Map Shows States Where Carcinogens Detected in Drinking Water Sources
A known human carcinogen has been found in drinking water sources across the country, according to a report by the environmental organization Waterkeeper Alliance.
The International Agency for Research on Cancer classifies per- and polyfluoroalkyl substances, referred to as PFAS or "forever chemicals," as a Group 1 carcinogen. The Waterkeeper Alliance's study shows the prevalence of the harmful chemicals in U.S. surface water, a major source of the country's drinking water.
Newsweek has contacted the Environmental Protection Agency (EPA) for comment via email.
The Context
PFAS chemicals have been widely used across various industries and consumer products for many years—such as in nonstick cookware, waterproof clothing and stain-resistant furniture. However, more research has been raising caution to the harm the substances pose to public health.

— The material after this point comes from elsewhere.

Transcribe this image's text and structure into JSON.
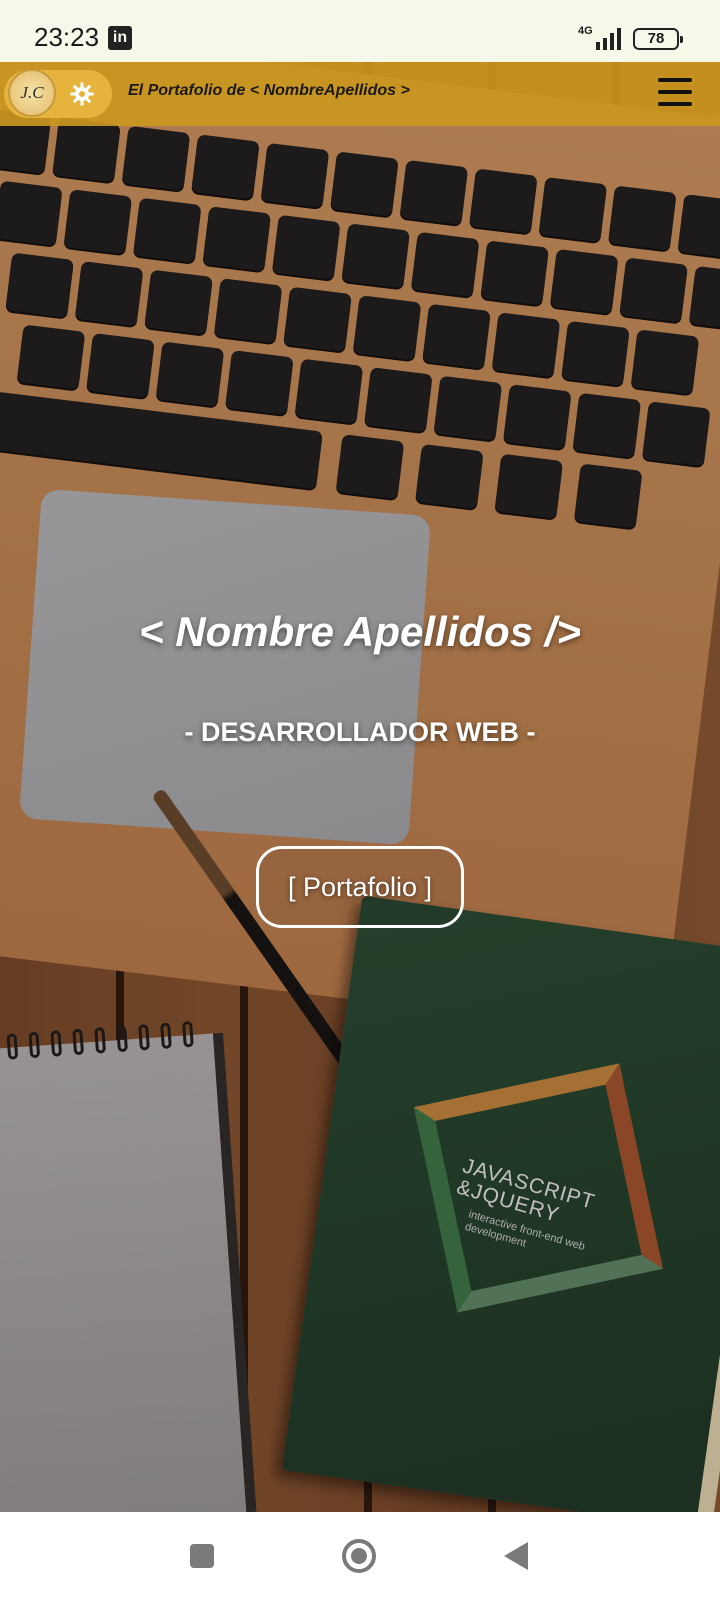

Water contamination in U.S. drinking water systems has also become a growing concern across the country, and the Environmental Working Group's water contaminant database shows that in many states, certain harmful contaminants are in drinking water at levels higher than the EPA's maximum contaminant levels.
The Environmental Working Group recently shared a study showing that more than 50,000 lifetime cancer cases in the U.S. could be prevented if drinking water treatment were developed to be able to handle a "multi-contaminant approach, tackling several pollutants at once."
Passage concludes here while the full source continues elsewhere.